Friday, March 21, 2014

52 Weeks of Genealogy - Week 10 - Occupations

I have decided to try to participate in Shauna Hicks's 52 Weeks of Genealogical Records in 2014, although I do lack a little confidence in my ability to do full justice to each topic, as I seem to be rather time-poor lately.  I have a bit of catching up to do also,  as I am coming in at Week 10.  Better late than never.
Shauna launched this blog challenge to "stimulate my own genealogy blogging efforts in 2014 by focussing on a different kind of genealogical record each week. I wanted a challenge that reflected my own archival background as well as my own genealogy interests and there are probably lots of other records that I could have included.

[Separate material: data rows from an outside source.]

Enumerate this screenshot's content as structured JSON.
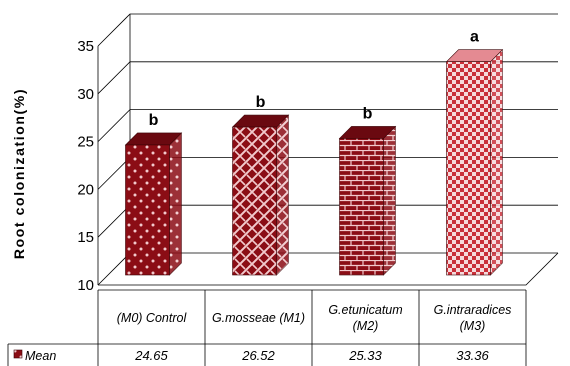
{
  "chart_data": {
    "type": "bar",
    "ylabel": "Root colonization(%)",
    "ylim": [
      10,
      35
    ],
    "yticks": [
      10,
      15,
      20,
      25,
      30,
      35
    ],
    "grid": true,
    "categories": [
      [
        "(M0)  Control"
      ],
      [
        "G.mosseae (M1)"
      ],
      [
        "G.etunicatum",
        "(M2)"
      ],
      [
        "G.intraradices",
        "(M3)"
      ]
    ],
    "series": [
      {
        "name": "Mean",
        "values": [
          24.65,
          26.52,
          25.33,
          33.36
        ],
        "value_labels": [
          "24.65",
          "26.52",
          "25.33",
          "33.36"
        ]
      }
    ],
    "significance_letters": [
      "b",
      "b",
      "b",
      "a"
    ],
    "data_table": true,
    "bar_style": "3d-patterned",
    "colors": {
      "bar": "#8b0d15",
      "bar_dark": "#5e070c",
      "pattern_light": "#f2c9cc",
      "grid": "#000000"
    }
  }
}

The challenge has an Australian focus but most of these records will be found just about anywhere in the genealogy world."  What a great idea!

Week 10 focuses on Occupation Records.  Within my own famiy history many ancestors were tied to the land (Ag Labs abound), although some professions do seem to appear quite regularly in some lines.  6 generations of Millers appear in my father's mother's family, 4 generations of plasterers run in my mother's paternal line.  Census records give me the professions of a few generations, with Ancestry (I use the Library Edition) as my main source of records.  Several old directories have been very handy too, including the Historical Directories of England and Wales.  Sometimes marriage or death certificates have given me information, and Trove has been another useful source.

Once you find the occupation it can be another challenge to work out exactly what the occupation involved.  Sites such as Old Occupation Names or Old Occupations in Scotland can be a great source of information (and amusement), especially for my favourite example, the ancestor who listed Hooker as her occupation on her marriage certificate in 1874.  For those who think this may be just too much information at such a time - here is the listing from Old Occupation Names :
1) 16c. Reaper 2) 19c. Textile mill worker operating machinery which laid out fabric in uniform folds to required length.  Yes, she worked in a textile mill.


  1. Thanks for taking up the blog challenge and I look forward to reading your posts. I will add links into my posts so that others can easily find your posts too. Good luck with the challenge!

  2. Thanks Shauna. This is a great idea to get us thinking about different types of records and sources. I'll try to work backwards to complete the first 9 weeks as well as forward - I did Week 9 earlier today.